La justice française a opposé un refus définitif mercredi aux demandes d’extradition vers l’Algérie d’un ancien ministre de l’ère Bouteflika, une décision qui pourrait encore alimenter la tension diplomatique actuelle entre les deux pays.
Depuis octobre 2023, l’Algérie avait déposé six demandes d’extradition visant Abdesselam Bouchouareb, 72 ans, ministre de l’Industrie et des Mines de 2014 à 2017 sous la présidence d’Abdelaziz Bouteflika. Installé dans les Alpes-Maritimes depuis 2019, le septuagénaire a été condamné à cinq peines d’emprisonnement de vingt ans chacune en Algérie, où il est visé dans un sixième dossier d’infractions économiques et financières.
Mais la chambre de l’instruction de la cour d’appel d’Aix-en-Provence a définitivement mis fin à cette procédure mercredi matin en opposant un avis défavorable à ces demandes, évoquant les « conséquences d’une gravité exceptionnelle » que pourrait avoir une extradition en raison de l’état de santé et de l’âge de l’intéressé.
Dans son arrêt, la chambre a précisé qu’une extradition porterait atteinte à l’article 3 de la convention européenne des droits de l’Homme – « Nul ne peut être soumis à la torture ni à des peines ou traitements inhumains ou dégradants » – et à l’article 5 de la convention d’extradition franco-algérienne du 27 janvier 2019, qui prévoit notamment que l’extradition peut être refusée si elle risque d’entraîner pour la personne extradée « des conséquences d’une gravité exceptionnelle, notamment en raison de son âge ou de son état de santé ».
« C’est un moment de très grand soulagement que je vis aujourd’hui, et il est intense, mais je n’ai jamais douté car j’ai toujours eu confiance en la justice française », a déclaré M. Bouchouareb à l’AFP, à l’issue de l’audience, en pleurs dans les bras de sa fille.
« Malgré ce soulagement, je ne peux pas ne pas penser à mes collègues injustement incarcérés pour avoir fait leur devoir, comme (l’ancien Premier ministre) Ahmed Ouyahia et les autres », a ajouté l’ex-ministre du président Bouteflika contraint à la démission par le mouvement populaire de contestation du Hirak en avril 2019.
« Une extradition aurait signé l’arrêt de mort de cet homme », a réagi son avocat, Me Benjamin Bohbot, pour qui « cette décision totalement logique met un terme à une procédure infondée, bâclée et instrumentalisée à des fins politiques par les autorités algériennes ». Me Bohbot avait toujours présenté son client comme une victime des « purges » de l’après-Bouteflika.
Comme M. Bouchouareb, sept autres anciens ministres de l’ère Bouteflika ont été condamnés depuis pour corruption ou malversations financières, ainsi que deux anciens Premier ministres, Ahmed Ouyahia et Abdelmalek Sellal.
« C’est une décision implacable en droit et uniquement en droit, que le contexte actuel n’a pas influencée », a ajouté l’avocat, évoquant les fortes tensions actuelles entre Paris et Alger, autour notamment du refus d’Alger d’accepter ses ressortissants expulsables.
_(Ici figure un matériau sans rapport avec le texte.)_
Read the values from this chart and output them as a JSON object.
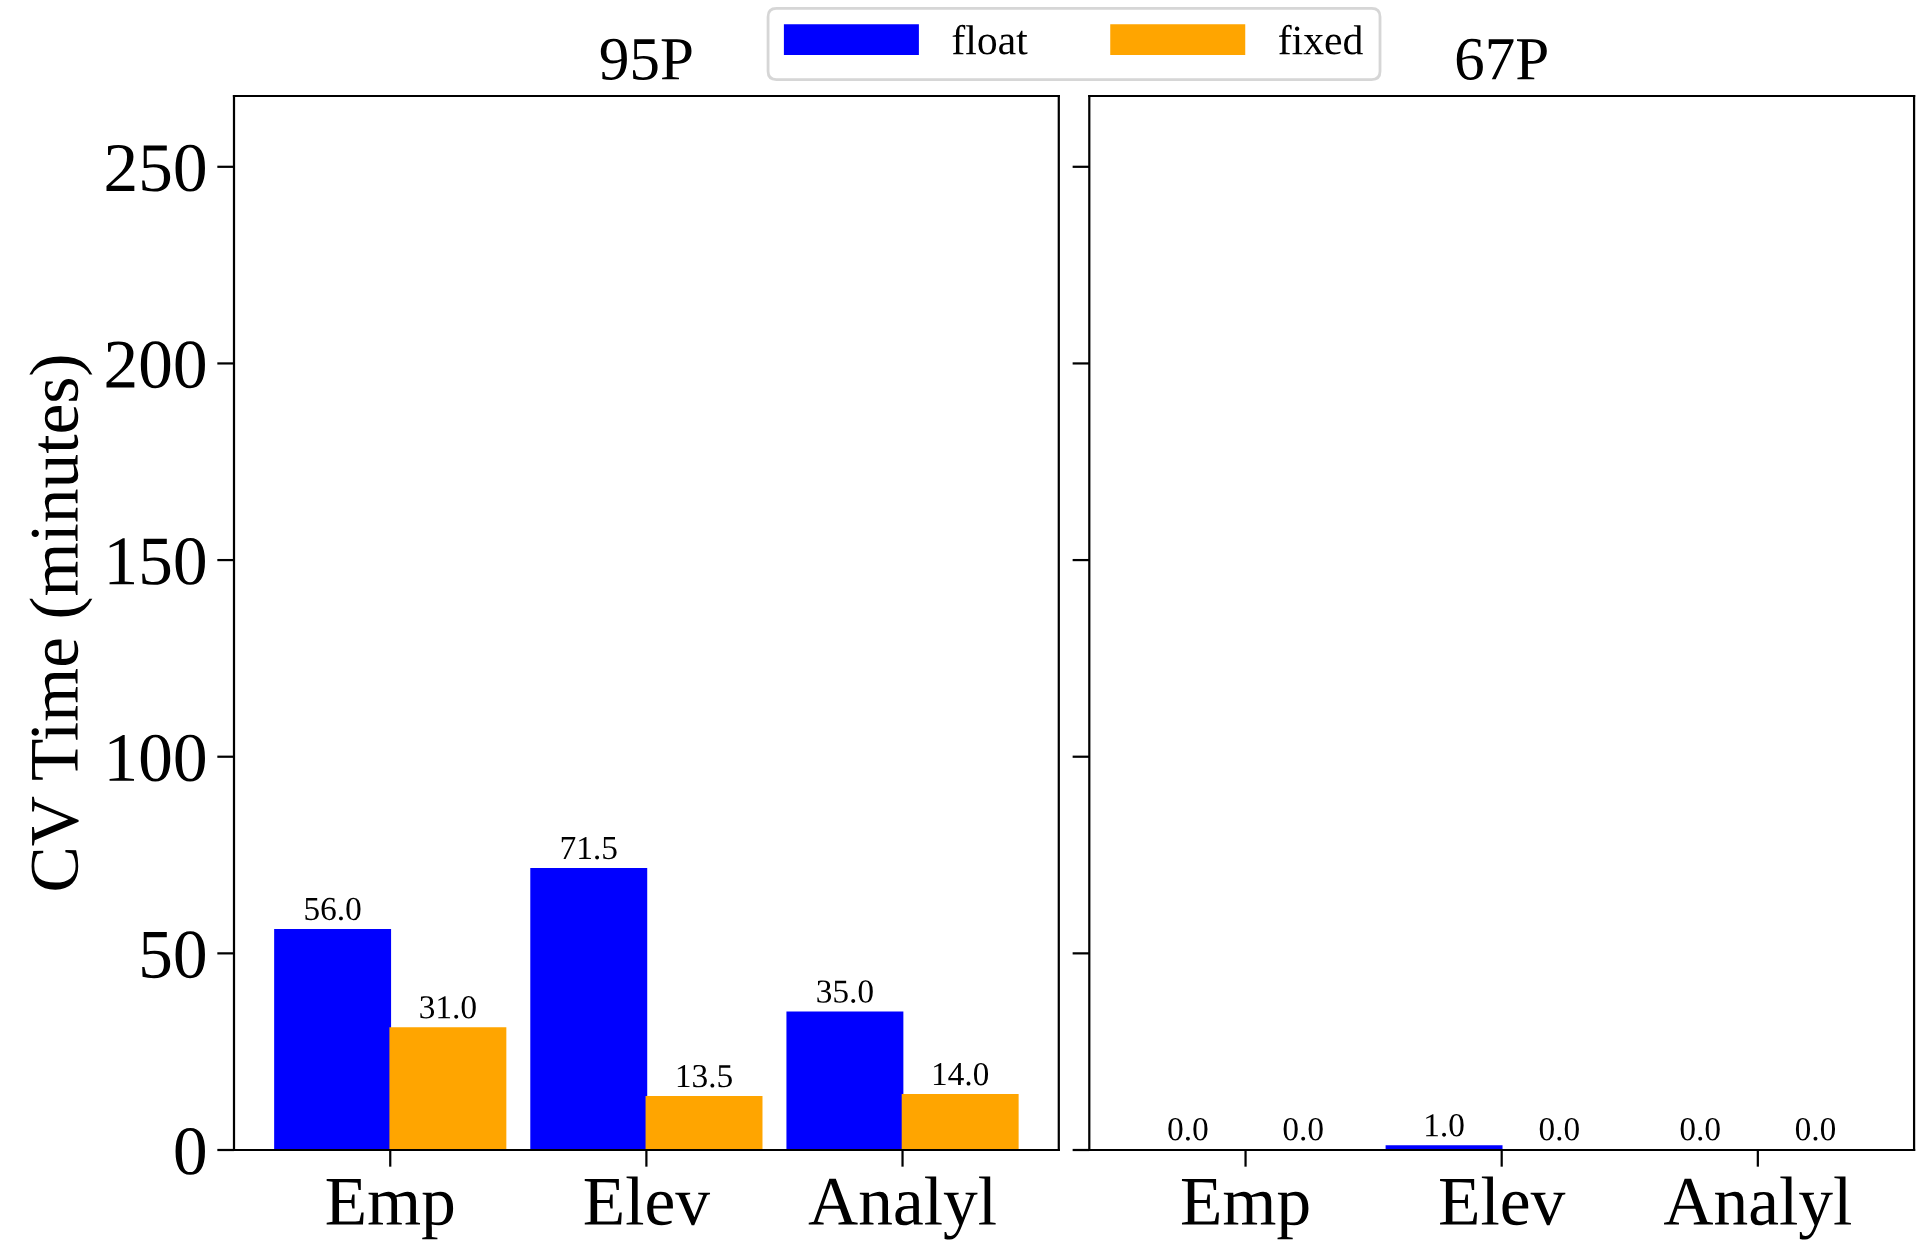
{
  "chart_data": [
    {
      "type": "bar",
      "title": "95P",
      "ylabel": "CV Time (minutes)",
      "categories": [
        "Emp",
        "Elev",
        "Analyl"
      ],
      "legend": "top",
      "ylim": [
        0,
        268
      ],
      "yticks": [
        0,
        50,
        100,
        150,
        200,
        250
      ],
      "series": [
        {
          "name": "float",
          "color": "#0000ff",
          "values": [
            56.0,
            71.5,
            35.0
          ],
          "value_labels": [
            "56.0",
            "71.5",
            "35.0"
          ]
        },
        {
          "name": "fixed",
          "color": "#ffa500",
          "values": [
            31.0,
            13.5,
            14.0
          ],
          "value_labels": [
            "31.0",
            "13.5",
            "14.0"
          ]
        }
      ]
    },
    {
      "type": "bar",
      "title": "67P",
      "categories": [
        "Emp",
        "Elev",
        "Analyl"
      ],
      "ylim": [
        0,
        268
      ],
      "yticks": [
        0,
        50,
        100,
        150,
        200,
        250
      ],
      "tick_labels": "x",
      "series": [
        {
          "color": "#0000ff",
          "values": [
            0.0,
            1.0,
            0.0
          ],
          "value_labels": [
            "0.0",
            "1.0",
            "0.0"
          ]
        },
        {
          "color": "#ffa500",
          "values": [
            0.0,
            0.0,
            0.0
          ],
          "value_labels": [
            "0.0",
            "0.0",
            "0.0"
          ]
        }
      ]
    }
  ]
}
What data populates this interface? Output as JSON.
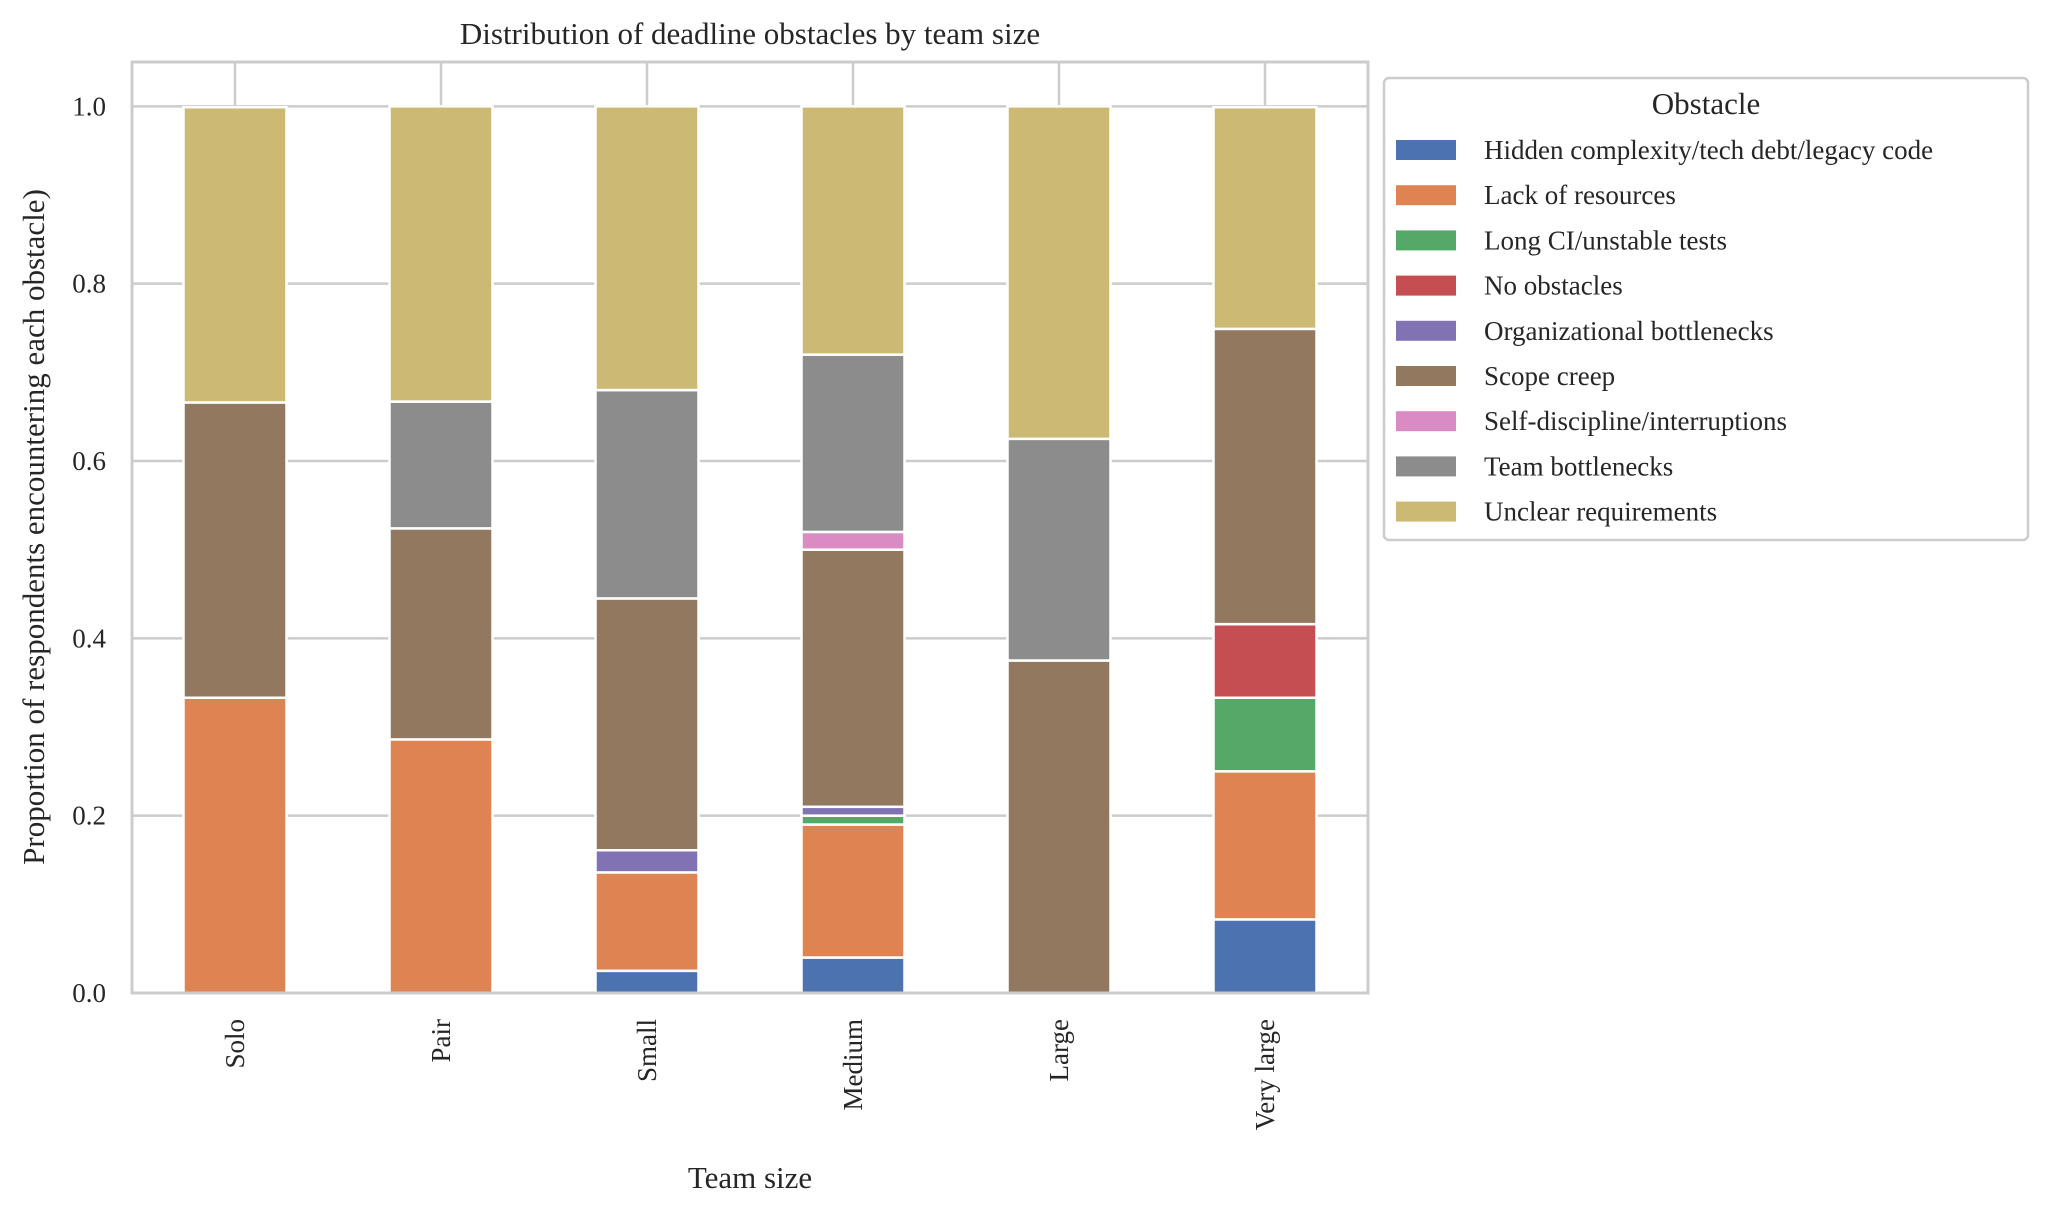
{
  "chart_data": {
    "type": "bar",
    "stacked": true,
    "title": "Distribution of deadline obstacles by team size",
    "xlabel": "Team size",
    "ylabel": "Proportion of respondents encountering each obstacle)",
    "ylim": [
      0,
      1.05
    ],
    "yticks": [
      0.0,
      0.2,
      0.4,
      0.6,
      0.8,
      1.0
    ],
    "ytick_labels": [
      "0.0",
      "0.2",
      "0.4",
      "0.6",
      "0.8",
      "1.0"
    ],
    "grid": true,
    "legend_title": "Obstacle",
    "legend_placement": "outside-upper-right",
    "categories": [
      "Solo",
      "Pair",
      "Small",
      "Medium",
      "Large",
      "Very large"
    ],
    "series": [
      {
        "name": "Hidden complexity/tech debt/legacy code",
        "color": "#4c72b0",
        "values": [
          0,
          0,
          0.025,
          0.04,
          0,
          0.083
        ]
      },
      {
        "name": "Lack of resources",
        "color": "#dd8452",
        "values": [
          0.333,
          0.286,
          0.111,
          0.15,
          0,
          0.167
        ]
      },
      {
        "name": "Long CI/unstable tests",
        "color": "#55a868",
        "values": [
          0,
          0,
          0,
          0.01,
          0,
          0.083
        ]
      },
      {
        "name": "No obstacles",
        "color": "#c44e52",
        "values": [
          0,
          0,
          0,
          0,
          0,
          0.083
        ]
      },
      {
        "name": "Organizational bottlenecks",
        "color": "#8172b3",
        "values": [
          0,
          0,
          0.025,
          0.01,
          0,
          0
        ]
      },
      {
        "name": "Scope creep",
        "color": "#937860",
        "values": [
          0.333,
          0.238,
          0.284,
          0.29,
          0.375,
          0.333
        ]
      },
      {
        "name": "Self-discipline/interruptions",
        "color": "#da8bc3",
        "values": [
          0,
          0,
          0,
          0.02,
          0,
          0
        ]
      },
      {
        "name": "Team bottlenecks",
        "color": "#8c8c8c",
        "values": [
          0,
          0.143,
          0.235,
          0.2,
          0.25,
          0
        ]
      },
      {
        "name": "Unclear requirements",
        "color": "#ccb974",
        "values": [
          0.333,
          0.333,
          0.32,
          0.28,
          0.375,
          0.25
        ]
      }
    ]
  }
}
Tension encore illustrée mercredi matin par la déclaration du ministre français de l’Intérieur Bruno Retailleau selon qui la France « ne veut pas la guerre avec l’Algérie » mais que c’est l’Algérie qui l' »agresse ».
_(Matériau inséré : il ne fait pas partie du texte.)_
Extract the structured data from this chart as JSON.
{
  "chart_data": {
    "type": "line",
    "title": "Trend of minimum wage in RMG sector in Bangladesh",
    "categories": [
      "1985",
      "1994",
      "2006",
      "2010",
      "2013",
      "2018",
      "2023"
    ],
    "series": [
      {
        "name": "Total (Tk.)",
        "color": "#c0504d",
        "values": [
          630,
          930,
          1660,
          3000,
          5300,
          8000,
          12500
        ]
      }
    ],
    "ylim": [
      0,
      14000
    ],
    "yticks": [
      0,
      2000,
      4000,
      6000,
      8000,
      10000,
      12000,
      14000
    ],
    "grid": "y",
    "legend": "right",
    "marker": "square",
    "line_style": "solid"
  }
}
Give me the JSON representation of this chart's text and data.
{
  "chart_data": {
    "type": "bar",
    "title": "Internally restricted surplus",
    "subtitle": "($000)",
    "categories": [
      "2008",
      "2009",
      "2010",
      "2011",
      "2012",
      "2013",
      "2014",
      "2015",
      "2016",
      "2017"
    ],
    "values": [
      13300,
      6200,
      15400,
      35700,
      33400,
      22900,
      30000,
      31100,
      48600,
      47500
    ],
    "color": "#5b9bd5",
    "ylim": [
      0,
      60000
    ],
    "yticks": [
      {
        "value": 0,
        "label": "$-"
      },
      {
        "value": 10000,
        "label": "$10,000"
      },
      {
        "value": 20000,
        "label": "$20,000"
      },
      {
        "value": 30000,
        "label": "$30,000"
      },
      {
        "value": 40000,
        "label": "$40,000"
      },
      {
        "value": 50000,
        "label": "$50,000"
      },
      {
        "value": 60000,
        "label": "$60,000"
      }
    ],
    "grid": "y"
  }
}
La chambre de l’instruction a suivi le réquisitoire du parquet, qui s’était opposé à cette demande d’extradition à l’audience du 5 mars dernier. « L’éloignement de M. Bouchouareb, gravement malade, ferait courir à celui-ci, si ce n’est un risque de vie, (un risque) de déclin rapide et irréversible de son état de santé », avait estimé l’avocat général, Raphaël Sanesi de Gentile.
Conseil de l’Algérie, Me Anne-Sophie Partaix avait estimé que les autorités judiciaires avaient, le 13 février, « donné les garanties nécessaires » à la justice française: « M. Bouchouareb a volé de l’argent aux Algériens, il a été condamné et doit répondre de ses actes », avait-elle insisté.